A final example of how we use new media to welcome newcomers: We bought something like fifty copies of the Voices of a Liberal Faith DVD that the UUA put out, and we give them out to newcomers. They cost us less than five bucks a disc. And if you think that sounds like a lot of money, you have to realize that one crummy tiny newspaper ad in the local paper costs over three hundred and fifty dollars a week, and gets absolutely no response for us. If you buy in bulk, those DVDs go for two bucks apiece. So all we have to do is stop advertising for one week, and we can use that money to buy nearly two hundred DVDs. Those DVDs work, too — newcomers look at them, and like what they see, and they come back.

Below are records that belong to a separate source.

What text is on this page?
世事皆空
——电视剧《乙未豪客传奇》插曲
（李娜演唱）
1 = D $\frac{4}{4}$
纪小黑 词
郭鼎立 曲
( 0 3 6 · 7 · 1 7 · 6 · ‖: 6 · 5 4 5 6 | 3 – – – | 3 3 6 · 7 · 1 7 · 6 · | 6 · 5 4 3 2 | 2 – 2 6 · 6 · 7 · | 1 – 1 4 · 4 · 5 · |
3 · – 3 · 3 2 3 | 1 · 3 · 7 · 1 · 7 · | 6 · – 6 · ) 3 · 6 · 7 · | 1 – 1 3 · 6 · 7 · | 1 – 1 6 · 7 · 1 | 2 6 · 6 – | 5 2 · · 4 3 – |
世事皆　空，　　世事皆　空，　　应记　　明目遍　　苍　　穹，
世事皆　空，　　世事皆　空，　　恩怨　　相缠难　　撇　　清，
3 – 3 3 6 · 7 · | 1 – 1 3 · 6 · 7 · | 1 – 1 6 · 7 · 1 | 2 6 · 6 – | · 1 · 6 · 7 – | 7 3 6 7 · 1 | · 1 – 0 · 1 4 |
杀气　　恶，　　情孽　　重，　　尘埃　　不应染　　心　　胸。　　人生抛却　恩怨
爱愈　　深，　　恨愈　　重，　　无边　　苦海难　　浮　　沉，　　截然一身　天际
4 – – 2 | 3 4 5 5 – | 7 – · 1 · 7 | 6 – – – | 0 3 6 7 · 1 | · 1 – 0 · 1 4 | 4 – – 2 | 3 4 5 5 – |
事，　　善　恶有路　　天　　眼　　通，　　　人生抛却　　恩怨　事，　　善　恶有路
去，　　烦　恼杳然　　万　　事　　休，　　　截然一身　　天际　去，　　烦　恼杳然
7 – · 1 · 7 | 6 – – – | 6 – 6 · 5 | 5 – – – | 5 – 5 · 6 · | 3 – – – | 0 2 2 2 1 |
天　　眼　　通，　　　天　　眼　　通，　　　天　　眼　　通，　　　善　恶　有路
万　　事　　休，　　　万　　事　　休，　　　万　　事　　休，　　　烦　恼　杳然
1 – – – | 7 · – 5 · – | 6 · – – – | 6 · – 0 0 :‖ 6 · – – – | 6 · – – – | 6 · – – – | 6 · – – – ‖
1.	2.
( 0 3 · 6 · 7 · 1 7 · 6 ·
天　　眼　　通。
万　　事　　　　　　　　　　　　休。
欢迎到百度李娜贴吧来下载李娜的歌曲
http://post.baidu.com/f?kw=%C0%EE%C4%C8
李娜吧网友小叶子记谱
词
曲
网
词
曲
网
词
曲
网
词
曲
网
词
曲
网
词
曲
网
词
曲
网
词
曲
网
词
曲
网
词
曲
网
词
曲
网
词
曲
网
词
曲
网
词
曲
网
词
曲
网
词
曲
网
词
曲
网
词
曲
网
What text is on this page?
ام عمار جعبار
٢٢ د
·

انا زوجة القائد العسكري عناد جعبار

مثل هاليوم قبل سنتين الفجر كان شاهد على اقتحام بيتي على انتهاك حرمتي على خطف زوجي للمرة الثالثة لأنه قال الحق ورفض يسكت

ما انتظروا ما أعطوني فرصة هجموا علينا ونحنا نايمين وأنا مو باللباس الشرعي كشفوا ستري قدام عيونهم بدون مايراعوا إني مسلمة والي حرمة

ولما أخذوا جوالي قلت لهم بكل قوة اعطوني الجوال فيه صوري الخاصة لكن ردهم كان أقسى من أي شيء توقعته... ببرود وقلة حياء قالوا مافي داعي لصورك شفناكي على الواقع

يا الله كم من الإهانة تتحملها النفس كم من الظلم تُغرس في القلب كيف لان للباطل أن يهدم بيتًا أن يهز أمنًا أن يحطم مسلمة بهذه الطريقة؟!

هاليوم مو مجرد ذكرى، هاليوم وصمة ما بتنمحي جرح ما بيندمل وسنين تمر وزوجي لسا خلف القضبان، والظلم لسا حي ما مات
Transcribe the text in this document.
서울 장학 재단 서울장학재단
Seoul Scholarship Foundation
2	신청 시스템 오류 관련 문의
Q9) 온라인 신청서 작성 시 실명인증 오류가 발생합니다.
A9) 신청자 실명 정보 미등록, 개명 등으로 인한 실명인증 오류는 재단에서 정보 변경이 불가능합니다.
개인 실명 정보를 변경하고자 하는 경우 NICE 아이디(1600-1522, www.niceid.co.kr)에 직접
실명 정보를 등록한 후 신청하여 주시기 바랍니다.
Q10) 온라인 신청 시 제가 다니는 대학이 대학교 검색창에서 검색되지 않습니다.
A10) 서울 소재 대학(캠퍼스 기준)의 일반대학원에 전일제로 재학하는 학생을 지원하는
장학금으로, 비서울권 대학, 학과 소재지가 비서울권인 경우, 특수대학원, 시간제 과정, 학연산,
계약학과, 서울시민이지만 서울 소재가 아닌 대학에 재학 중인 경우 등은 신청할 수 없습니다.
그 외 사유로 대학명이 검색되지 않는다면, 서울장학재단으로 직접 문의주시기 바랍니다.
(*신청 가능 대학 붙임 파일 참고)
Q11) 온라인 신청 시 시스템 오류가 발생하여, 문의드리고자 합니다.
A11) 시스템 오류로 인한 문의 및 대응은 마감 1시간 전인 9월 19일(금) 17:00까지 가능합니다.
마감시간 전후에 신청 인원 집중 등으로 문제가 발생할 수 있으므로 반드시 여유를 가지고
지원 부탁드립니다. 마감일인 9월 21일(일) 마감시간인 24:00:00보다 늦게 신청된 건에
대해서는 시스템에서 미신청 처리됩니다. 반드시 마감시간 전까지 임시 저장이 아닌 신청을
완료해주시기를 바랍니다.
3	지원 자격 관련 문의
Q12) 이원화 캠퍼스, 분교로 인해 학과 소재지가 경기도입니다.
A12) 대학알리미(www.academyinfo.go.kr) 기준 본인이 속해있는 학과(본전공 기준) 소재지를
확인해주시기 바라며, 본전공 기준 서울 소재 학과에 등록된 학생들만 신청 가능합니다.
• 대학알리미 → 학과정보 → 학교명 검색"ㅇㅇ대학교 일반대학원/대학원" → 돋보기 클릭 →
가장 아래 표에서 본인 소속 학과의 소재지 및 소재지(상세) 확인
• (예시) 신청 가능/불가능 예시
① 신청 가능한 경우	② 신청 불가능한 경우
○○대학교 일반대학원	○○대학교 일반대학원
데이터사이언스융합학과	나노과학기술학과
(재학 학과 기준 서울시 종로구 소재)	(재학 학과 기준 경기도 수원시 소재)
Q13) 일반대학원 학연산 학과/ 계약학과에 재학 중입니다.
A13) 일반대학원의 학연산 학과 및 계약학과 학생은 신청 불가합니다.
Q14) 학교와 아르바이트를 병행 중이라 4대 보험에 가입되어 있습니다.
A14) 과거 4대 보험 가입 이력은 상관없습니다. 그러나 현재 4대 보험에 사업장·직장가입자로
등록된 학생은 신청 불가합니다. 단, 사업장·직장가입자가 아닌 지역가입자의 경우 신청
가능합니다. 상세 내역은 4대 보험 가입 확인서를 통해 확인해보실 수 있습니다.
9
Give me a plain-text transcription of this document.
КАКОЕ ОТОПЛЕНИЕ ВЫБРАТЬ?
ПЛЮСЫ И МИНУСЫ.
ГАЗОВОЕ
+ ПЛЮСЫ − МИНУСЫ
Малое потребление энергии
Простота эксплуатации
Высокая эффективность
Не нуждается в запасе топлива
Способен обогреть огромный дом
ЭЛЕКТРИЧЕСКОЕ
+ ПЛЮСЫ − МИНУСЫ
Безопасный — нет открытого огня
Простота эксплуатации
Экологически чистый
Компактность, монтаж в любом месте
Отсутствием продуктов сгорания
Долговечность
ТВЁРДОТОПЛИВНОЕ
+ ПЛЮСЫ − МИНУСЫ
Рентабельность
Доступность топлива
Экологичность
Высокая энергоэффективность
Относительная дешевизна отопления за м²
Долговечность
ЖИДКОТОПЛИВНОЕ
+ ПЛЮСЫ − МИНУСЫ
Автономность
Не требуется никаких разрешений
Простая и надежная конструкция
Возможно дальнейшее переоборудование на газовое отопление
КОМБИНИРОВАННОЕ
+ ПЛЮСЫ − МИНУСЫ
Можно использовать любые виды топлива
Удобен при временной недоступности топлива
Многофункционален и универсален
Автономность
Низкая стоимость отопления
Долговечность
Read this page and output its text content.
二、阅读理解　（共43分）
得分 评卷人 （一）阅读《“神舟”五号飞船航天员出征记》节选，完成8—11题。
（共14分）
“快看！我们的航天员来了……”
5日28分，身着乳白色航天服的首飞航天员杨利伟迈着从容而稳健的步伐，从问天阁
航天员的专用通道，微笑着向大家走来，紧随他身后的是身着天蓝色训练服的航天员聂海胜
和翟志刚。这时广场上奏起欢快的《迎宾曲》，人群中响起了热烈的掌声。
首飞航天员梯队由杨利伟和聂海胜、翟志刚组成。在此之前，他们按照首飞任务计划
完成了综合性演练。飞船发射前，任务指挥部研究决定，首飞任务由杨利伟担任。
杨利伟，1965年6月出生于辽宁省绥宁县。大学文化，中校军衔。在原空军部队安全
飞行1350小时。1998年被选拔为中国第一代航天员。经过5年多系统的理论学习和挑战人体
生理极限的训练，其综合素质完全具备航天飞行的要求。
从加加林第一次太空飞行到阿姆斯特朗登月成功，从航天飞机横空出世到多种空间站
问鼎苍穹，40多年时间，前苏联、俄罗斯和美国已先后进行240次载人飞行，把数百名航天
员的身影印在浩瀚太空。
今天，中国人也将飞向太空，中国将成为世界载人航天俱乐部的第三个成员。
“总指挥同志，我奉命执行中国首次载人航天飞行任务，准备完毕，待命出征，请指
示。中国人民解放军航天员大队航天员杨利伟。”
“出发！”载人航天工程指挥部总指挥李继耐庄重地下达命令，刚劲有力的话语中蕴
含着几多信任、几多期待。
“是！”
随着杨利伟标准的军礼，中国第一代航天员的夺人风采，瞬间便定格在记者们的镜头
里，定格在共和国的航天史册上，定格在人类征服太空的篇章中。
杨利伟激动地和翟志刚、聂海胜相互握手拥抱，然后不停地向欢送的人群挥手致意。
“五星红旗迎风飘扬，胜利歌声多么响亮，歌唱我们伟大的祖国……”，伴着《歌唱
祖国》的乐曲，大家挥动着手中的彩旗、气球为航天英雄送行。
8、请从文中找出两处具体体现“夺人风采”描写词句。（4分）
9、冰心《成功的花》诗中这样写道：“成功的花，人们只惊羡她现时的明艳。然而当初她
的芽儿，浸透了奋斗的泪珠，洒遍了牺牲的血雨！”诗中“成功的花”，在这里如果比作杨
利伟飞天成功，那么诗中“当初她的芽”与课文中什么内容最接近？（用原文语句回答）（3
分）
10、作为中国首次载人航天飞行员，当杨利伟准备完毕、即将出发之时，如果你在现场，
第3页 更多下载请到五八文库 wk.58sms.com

4. Making an online video about UUism in the workshop
Now, to show you how easy it is to produce new media, and to encourage you do do some on your own, we’re going to film an online video right here and now. The title of this video is “My UU elevator speech.” I’m going to ask for some volunteers to come up here and be videotaped while you give your elevator speech.
And if you want to know more about making online videos — or more about podcasting, or just about any form of online new media — you should think about attending Podcamp. Held in many cities around the world, Podcamps are unconferences where you can learn about new media. Click here to learn about Podcamp.
5. Incorporating existing new media resources into current outreach efforts
Finally, if you feel intimidated by the thought of creating new media content yourself, I want to tell you that you don’t have to create anything yourself — yet you can still use new media to promote Unitarian Universalism.
I already told you how you can use the video “Voices of a Liberal Faith.” These DVDs are cheap. Why not buy half a dozen, and give them out to people whom you think might want to see them? For example, you could do what one person in our church did — she sent one of the DVDs home to her family to show what kind of church she had joined.
Or if you like to read other people’s blogs, why not take the plunge and start commenting on those blogs, and identifying yourself as a UU. For example, if you read a political blog, you could comment and talk about how equal marriage rights are important to you because of your religion.
Or when you find a cool online video about UUism, you could send a link to that video to your friends. So you could, for example, check out my blog and when I post this elevator speech video that we just taped, you can send the link to your friends and say, “Hey, check me out, I’m on this cool online video!”
In other words, you can promote UUism through new media in all kinds of fun and creative ways. Hey, what are you waiting for — go out and do it!